Abstract

Mice were immunized intradermally with 10(7) irradiated Mycobacterium leprae organisms, and draining lymph nodes were collected after 4 weeks. Lymph node cells were restimulated in vitro with soluble M. leprae antigen and accessory cells. The resulting T-cell line was propagated in vitro in the presence of M. leprae antigen, accessory cells, and interleukin-2-containing supernatants from concanavalin A-stimulated rat spleen cells.
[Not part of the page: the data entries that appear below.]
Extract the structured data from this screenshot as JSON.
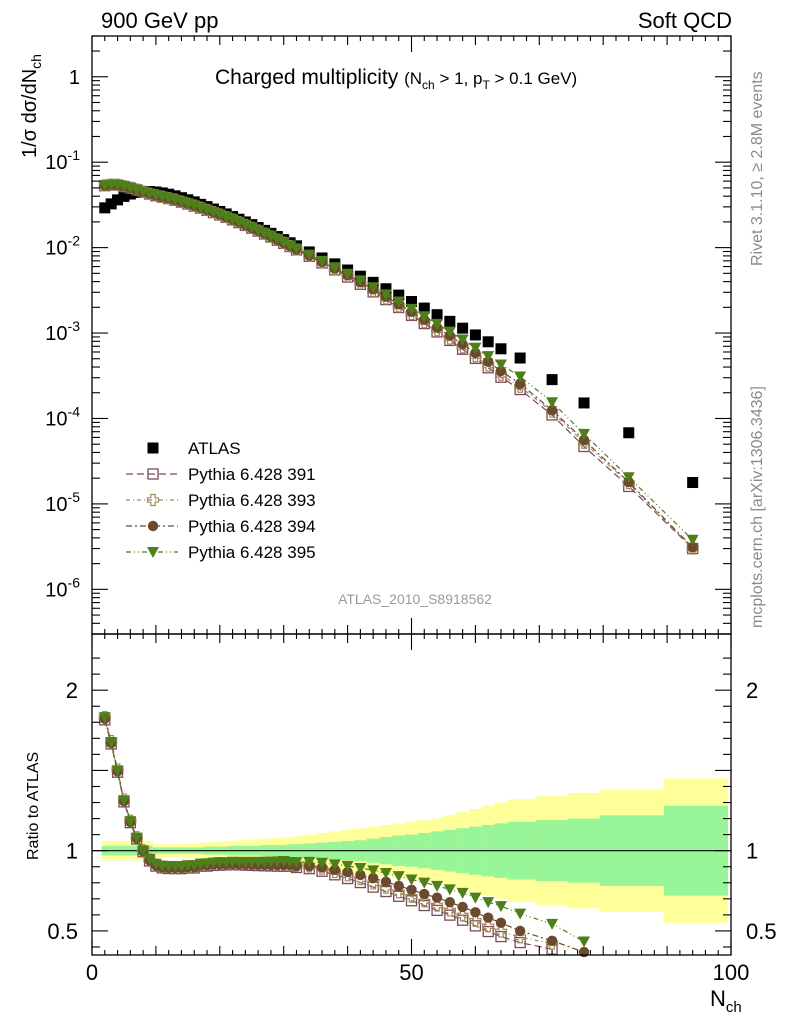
{
  "header": {
    "left_label": "900 GeV pp",
    "right_label": "Soft QCD"
  },
  "side_labels": {
    "top": "Rivet 3.1.10, ≥ 2.8M events",
    "bottom": "mcplots.cern.ch [arXiv:1306.3436]"
  },
  "chart_data": [
    {
      "type": "scatter",
      "panel": "main",
      "title": "Charged multiplicity",
      "title_detail": "(N_ch > 1, p_T > 0.1 GeV)",
      "xlabel": "N_ch",
      "ylabel": "1/σ dσ/dN_ch",
      "xlim": [
        0,
        100
      ],
      "ylim": [
        3e-07,
        3
      ],
      "yscale": "log",
      "y_tick_labels": [
        "10^-6",
        "10^-5",
        "10^-4",
        "10^-3",
        "10^-2",
        "10^-1",
        "1"
      ],
      "watermark": "ATLAS_2010_S8918562",
      "legend_position": "lower-left",
      "series": [
        {
          "name": "ATLAS",
          "marker": "filled-square",
          "color": "#000000",
          "x": [
            2,
            3,
            4,
            5,
            6,
            7,
            8,
            9,
            10,
            11,
            12,
            13,
            14,
            15,
            16,
            17,
            18,
            19,
            20,
            21,
            22,
            23,
            24,
            25,
            26,
            27,
            28,
            29,
            30,
            31,
            32,
            34,
            36,
            38,
            40,
            42,
            44,
            46,
            48,
            50,
            52,
            54,
            56,
            58,
            60,
            62,
            64,
            67,
            72,
            77,
            84,
            94
          ],
          "y": [
            0.0292,
            0.0325,
            0.0362,
            0.0398,
            0.0424,
            0.0442,
            0.0451,
            0.0453,
            0.0448,
            0.0437,
            0.0422,
            0.0404,
            0.0384,
            0.0363,
            0.0343,
            0.0321,
            0.0302,
            0.0283,
            0.0265,
            0.0248,
            0.0231,
            0.0215,
            0.02,
            0.0186,
            0.0172,
            0.0159,
            0.0147,
            0.0135,
            0.0124,
            0.0114,
            0.0105,
            0.0089,
            0.00757,
            0.00645,
            0.00547,
            0.00463,
            0.00392,
            0.0033,
            0.00278,
            0.00234,
            0.00196,
            0.00164,
            0.00137,
            0.00114,
            0.00095,
            0.00079,
            0.000654,
            0.00051,
            0.000285,
            0.000152,
            6.8e-05,
            1.78e-05
          ]
        },
        {
          "name": "Pythia 6.428 391",
          "marker": "open-square",
          "color": "#7b4a5a",
          "x": [
            2,
            3,
            4,
            5,
            6,
            7,
            8,
            9,
            10,
            11,
            12,
            13,
            14,
            15,
            16,
            17,
            18,
            19,
            20,
            21,
            22,
            23,
            24,
            25,
            26,
            27,
            28,
            29,
            30,
            31,
            32,
            34,
            36,
            38,
            40,
            42,
            44,
            46,
            48,
            50,
            52,
            54,
            56,
            58,
            60,
            62,
            64,
            67,
            72,
            77,
            84,
            94
          ],
          "y": [
            0.053,
            0.0541,
            0.0539,
            0.0519,
            0.0498,
            0.0474,
            0.0448,
            0.0424,
            0.0405,
            0.039,
            0.0375,
            0.0359,
            0.0341,
            0.0324,
            0.0306,
            0.029,
            0.0273,
            0.0257,
            0.0241,
            0.0226,
            0.0211,
            0.0196,
            0.0182,
            0.0169,
            0.0156,
            0.0144,
            0.0133,
            0.0122,
            0.0112,
            0.0103,
            0.0094,
            0.0079,
            0.0066,
            0.00548,
            0.00452,
            0.00371,
            0.00303,
            0.00246,
            0.00199,
            0.00161,
            0.00129,
            0.00103,
            0.00082,
            0.000646,
            0.000505,
            0.000392,
            0.000304,
            0.000218,
            0.00011,
            4.7e-05,
            1.6e-05,
            3e-06
          ]
        },
        {
          "name": "Pythia 6.428 393",
          "marker": "open-cross",
          "color": "#a08a55",
          "x": [
            2,
            3,
            4,
            5,
            6,
            7,
            8,
            9,
            10,
            11,
            12,
            13,
            14,
            15,
            16,
            17,
            18,
            19,
            20,
            21,
            22,
            23,
            24,
            25,
            26,
            27,
            28,
            29,
            30,
            31,
            32,
            34,
            36,
            38,
            40,
            42,
            44,
            46,
            48,
            50,
            52,
            54,
            56,
            58,
            60,
            62,
            64,
            67,
            72,
            77,
            84,
            94
          ],
          "y": [
            0.0535,
            0.0547,
            0.0545,
            0.0525,
            0.0503,
            0.0479,
            0.0452,
            0.0428,
            0.0409,
            0.0394,
            0.0379,
            0.0363,
            0.0345,
            0.0327,
            0.031,
            0.0293,
            0.0276,
            0.026,
            0.0244,
            0.0228,
            0.0213,
            0.0198,
            0.0184,
            0.0171,
            0.0158,
            0.0146,
            0.0135,
            0.0124,
            0.0114,
            0.0104,
            0.00952,
            0.00803,
            0.00672,
            0.00559,
            0.00463,
            0.00381,
            0.00312,
            0.00254,
            0.00206,
            0.00167,
            0.00134,
            0.00108,
            0.00086,
            0.00068,
            0.000535,
            0.000418,
            0.000325,
            0.000235,
            0.00012,
            5.2e-05,
            1.75e-05,
            3e-06
          ]
        },
        {
          "name": "Pythia 6.428 394",
          "marker": "filled-circle",
          "color": "#6b4a2f",
          "x": [
            2,
            3,
            4,
            5,
            6,
            7,
            8,
            9,
            10,
            11,
            12,
            13,
            14,
            15,
            16,
            17,
            18,
            19,
            20,
            21,
            22,
            23,
            24,
            25,
            26,
            27,
            28,
            29,
            30,
            31,
            32,
            34,
            36,
            38,
            40,
            42,
            44,
            46,
            48,
            50,
            52,
            54,
            56,
            58,
            60,
            62,
            64,
            67,
            72,
            77,
            84,
            94
          ],
          "y": [
            0.0532,
            0.0543,
            0.0541,
            0.0521,
            0.05,
            0.0476,
            0.045,
            0.0426,
            0.0407,
            0.0392,
            0.0377,
            0.0361,
            0.0343,
            0.0326,
            0.0308,
            0.0292,
            0.0275,
            0.0259,
            0.0243,
            0.0227,
            0.0212,
            0.0197,
            0.0183,
            0.017,
            0.0157,
            0.0145,
            0.0134,
            0.0123,
            0.0113,
            0.0104,
            0.0095,
            0.00805,
            0.00678,
            0.00568,
            0.00474,
            0.00393,
            0.00325,
            0.00266,
            0.00217,
            0.00177,
            0.00143,
            0.00116,
            0.00093,
            0.00074,
            0.000585,
            0.00046,
            0.00036,
            0.000255,
            0.000125,
            5.6e-05,
            1.8e-05,
            3.1e-06
          ]
        },
        {
          "name": "Pythia 6.428 395",
          "marker": "filled-triangle-down",
          "color": "#4f7f1a",
          "x": [
            2,
            3,
            4,
            5,
            6,
            7,
            8,
            9,
            10,
            11,
            12,
            13,
            14,
            15,
            16,
            17,
            18,
            19,
            20,
            21,
            22,
            23,
            24,
            25,
            26,
            27,
            28,
            29,
            30,
            31,
            32,
            34,
            36,
            38,
            40,
            42,
            44,
            46,
            48,
            50,
            52,
            54,
            56,
            58,
            60,
            62,
            64,
            67,
            72,
            77,
            84,
            94
          ],
          "y": [
            0.0535,
            0.0545,
            0.0543,
            0.0523,
            0.0502,
            0.0478,
            0.0452,
            0.043,
            0.0411,
            0.0396,
            0.0381,
            0.0365,
            0.0347,
            0.033,
            0.0312,
            0.0295,
            0.0278,
            0.0262,
            0.0246,
            0.023,
            0.0215,
            0.02,
            0.0186,
            0.0173,
            0.016,
            0.0148,
            0.0137,
            0.0126,
            0.0116,
            0.0106,
            0.00975,
            0.00828,
            0.007,
            0.0059,
            0.00495,
            0.00413,
            0.00344,
            0.00284,
            0.00234,
            0.00192,
            0.00157,
            0.00128,
            0.00104,
            0.00084,
            0.000672,
            0.000537,
            0.000428,
            0.00031,
            0.000155,
            6.6e-05,
            2.05e-05,
            3.8e-06
          ]
        }
      ]
    },
    {
      "type": "scatter",
      "panel": "ratio",
      "xlabel": "N_ch",
      "ylabel": "Ratio to ATLAS",
      "xlim": [
        0,
        100
      ],
      "ylim": [
        0.35,
        2.35
      ],
      "x_tick_labels": [
        "0",
        "50",
        "100"
      ],
      "y_tick_labels": [
        "0.5",
        "1",
        "2"
      ],
      "reference_line": 1,
      "uncertainty_bands": {
        "stat_color": "#98f598",
        "total_color": "#ffff99",
        "bin_edges": [
          1.5,
          9.5,
          10.5,
          11.5,
          12.5,
          13.5,
          14.5,
          15.5,
          16.5,
          17.5,
          18.5,
          19.5,
          20.5,
          21.5,
          22.5,
          23.5,
          24.5,
          25.5,
          26.5,
          27.5,
          28.5,
          29.5,
          30.5,
          31.5,
          33,
          35,
          37,
          39,
          41,
          43,
          45,
          47,
          49,
          51,
          53,
          55,
          57,
          59,
          61,
          63,
          65,
          69.5,
          74.5,
          79.5,
          89.5,
          99.5
        ],
        "stat_half_width": [
          0.03,
          0.02,
          0.02,
          0.02,
          0.02,
          0.02,
          0.02,
          0.02,
          0.02,
          0.025,
          0.025,
          0.025,
          0.025,
          0.03,
          0.03,
          0.03,
          0.03,
          0.03,
          0.035,
          0.035,
          0.035,
          0.035,
          0.04,
          0.04,
          0.045,
          0.05,
          0.055,
          0.06,
          0.065,
          0.075,
          0.085,
          0.095,
          0.1,
          0.11,
          0.12,
          0.13,
          0.14,
          0.15,
          0.16,
          0.17,
          0.18,
          0.19,
          0.2,
          0.22,
          0.28,
          0.46
        ],
        "total_half_width": [
          0.06,
          0.04,
          0.04,
          0.04,
          0.04,
          0.04,
          0.045,
          0.045,
          0.05,
          0.05,
          0.055,
          0.055,
          0.06,
          0.06,
          0.065,
          0.065,
          0.07,
          0.07,
          0.075,
          0.075,
          0.08,
          0.08,
          0.085,
          0.09,
          0.1,
          0.11,
          0.12,
          0.13,
          0.14,
          0.15,
          0.16,
          0.17,
          0.18,
          0.19,
          0.2,
          0.22,
          0.24,
          0.26,
          0.28,
          0.3,
          0.32,
          0.34,
          0.36,
          0.38,
          0.45,
          0.84
        ]
      }
    }
  ]
}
Long-term cultured T cells were Thy-1+ L3T4- Lyt-2+ as revealed by analysis with the fluorescence-activated cell sorter. From this line, T-cell clones with the same phenotype were established. The T-cell clone A4 failed to secret interleukin-2 after stimulation with antigen and accessory cells, and its growth depended on exogeneous interleukin-2. A4 T cells produced gamma interferon in an antigen-specific, H-2-restricted, and interleukin-2-dependent way. Importantly, this T-cell clone was capable of lysing bone marrow macrophages presenting M. leprae antigen. Other T-cell clones as well as native Lyt-2+ T cells from M. leprae-immunized mice were also capable of lysing bone marrow macrophages expressing M. leprae antigens. These findings suggest that specific Lyt-2+ T cells participate in the immune response to M. leprae. It is postulated that cytolysis of M. leprae-infected macrophages or Schwann cells contributes to protection against and pathogenesis of leprosy.